Jordan form of a Matrix with Ones over a Finite Field

Question

Question: Find the Jordan Form of $n\times n$ matrix whose elements are all one, over the field $\Bbb Z_p$.

I have found out that this matrix has a characteristic polynomial $x^{(n-1)}(x-n)$ and minimal polynomial $x(x-n)$, for every $n$ and $p$.

Here I have two cases:

If $n$ is not divisible by $p$, means $n\neq0 \pmod p$, Then the minimal polynomial is separable and thus the form is diagonal: $\operatorname{diag}(0,...,0,n)$.

I am stuck in the second case, where we have $p\mid n$, thus $n=0 \pmod p$. I know that there is a block of order $2$ with $0$, but is there only one as such - and why?

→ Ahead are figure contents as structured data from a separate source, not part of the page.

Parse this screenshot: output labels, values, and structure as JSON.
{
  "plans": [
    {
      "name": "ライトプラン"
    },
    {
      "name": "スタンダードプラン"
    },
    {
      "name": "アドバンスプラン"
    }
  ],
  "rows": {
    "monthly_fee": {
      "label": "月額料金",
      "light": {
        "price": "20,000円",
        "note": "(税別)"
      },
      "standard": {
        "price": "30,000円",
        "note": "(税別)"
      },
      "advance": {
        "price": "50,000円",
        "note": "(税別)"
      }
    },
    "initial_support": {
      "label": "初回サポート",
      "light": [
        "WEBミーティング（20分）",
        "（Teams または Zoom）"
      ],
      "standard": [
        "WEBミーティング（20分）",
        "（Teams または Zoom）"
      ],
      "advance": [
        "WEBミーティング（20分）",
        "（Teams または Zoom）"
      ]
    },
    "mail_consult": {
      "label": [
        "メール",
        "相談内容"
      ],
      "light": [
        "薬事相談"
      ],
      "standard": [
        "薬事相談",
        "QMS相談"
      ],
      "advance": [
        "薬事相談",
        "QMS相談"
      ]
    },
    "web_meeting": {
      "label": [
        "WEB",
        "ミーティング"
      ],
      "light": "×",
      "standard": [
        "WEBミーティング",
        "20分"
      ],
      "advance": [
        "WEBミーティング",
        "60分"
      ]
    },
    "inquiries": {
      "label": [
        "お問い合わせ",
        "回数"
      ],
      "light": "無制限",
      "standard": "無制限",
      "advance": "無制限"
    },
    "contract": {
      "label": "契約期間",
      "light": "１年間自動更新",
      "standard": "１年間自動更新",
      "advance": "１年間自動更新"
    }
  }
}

I do not see how to prove this using the polynomials only.

Thanks

Answer 1

Your matrix always has rank$~1$ (if $n>0$). This means (rank-nullity) that the eigenspace for $\lambda=0$ has dimension $n-1$; this is the geometric multiplicity of that eigenvalue, and the algebraic multiplicity of $\lambda=0$ is either $n-1$ or $n$. The trace$~n$ of the matrix is the remaining eigenvalue (as the sum of all eignevalues with their algebraic multiplicities equals the trace); if it differs from $0$ in the field (that is $p\nmid n$) then your matrix is diagonalisable, in agreement with what you found from the minimal polynomial.

If on the other hand $p\mid n$, then the matrix is not diagonalisable: the characteristic polynomial is $x^n$, but the eigenspace for $\lambda=0$ has dimension only $n-1$. But that's close enough to determine the Jordan type completely: every Jordan block (for $\lambda=0$) of size $d$ contributes $d-1$ to the rank of the matrix (the dimension of the image of the linear map), which rank is only$~1$. So the Jordan type must be $(2,1,1,\ldots,1)$.

The same by the way applies to any matrix of rank$~1$, except that the trace does not have to be$~n$ now, so certain instances of$~n$, those which originate from the trace, should be replaced by the trace of the matrix. See also this answer.

Answer 2

EEEEEEEEEEEEDDDDDDDDDDDDIIIIIIIIIIIIITTTTTTTTTTTTTTT

this is better, any prime $p$ and $n$ by $n$ matrix with $n \equiv 0 \pmod p$

$$ \color{blue}{\left( \begin{array}{rrrrrrr} 1 & -1 & -1 & -1 & -1 & -1 & 1 \\ 0 & 1 & 0 & 0 & 0 & 0 & 1 \\ 0 & 0 & 1 & 0 & 0 & 0 & 1 \\ 0 & 0 & 0 & 1 & 0 & 0 & 1 \\ 0 & 0 & 0 & 0 & 1 & 0 & 1 \\ 0 & 0 & 0 & 0 & 0 & 1 & 1 \\ 0 & 0 & 0 & 0 & 0 & 0 & 1 \end{array} \right).} $$ Columns $c_2,c_3,\ldots, c_n$ are eigenvectors with eigenvalue $0,$ and the image of $c_1$ under the linear transformation is $c_n.$

Isn't that something, the inverse (over the rational field, say) is $$ \color{magenta}{ \left( \begin{array}{rrrrrrc} 1 & 1 & 1 & 1 & 1 & 1 & 1-n \\ 0 & 1 & 0 & 0 & 0 & 0 & -1 \\ 0 & 0 & 1 & 0 & 0 & 0 & -1 \\ 0 & 0 & 0 & 1 & 0 & 0 & -1 \\ 0 & 0 & 0 & 0 & 1 & 0 & -1 \\ 0 & 0 & 0 & 0 & 0 & 1 & -1 \\ 0 & 0 & 0 & 0 & 0 & 0 & 1 \end{array} \right),} $$ which you can confirm by just multiplying the two matrices. Then, since $n \equiv 0 \pmod p,$ the upper right corner is equivalent to $1.$ So, the usual calculation $P^{-1}A P$ can be done in full detail. Go figure.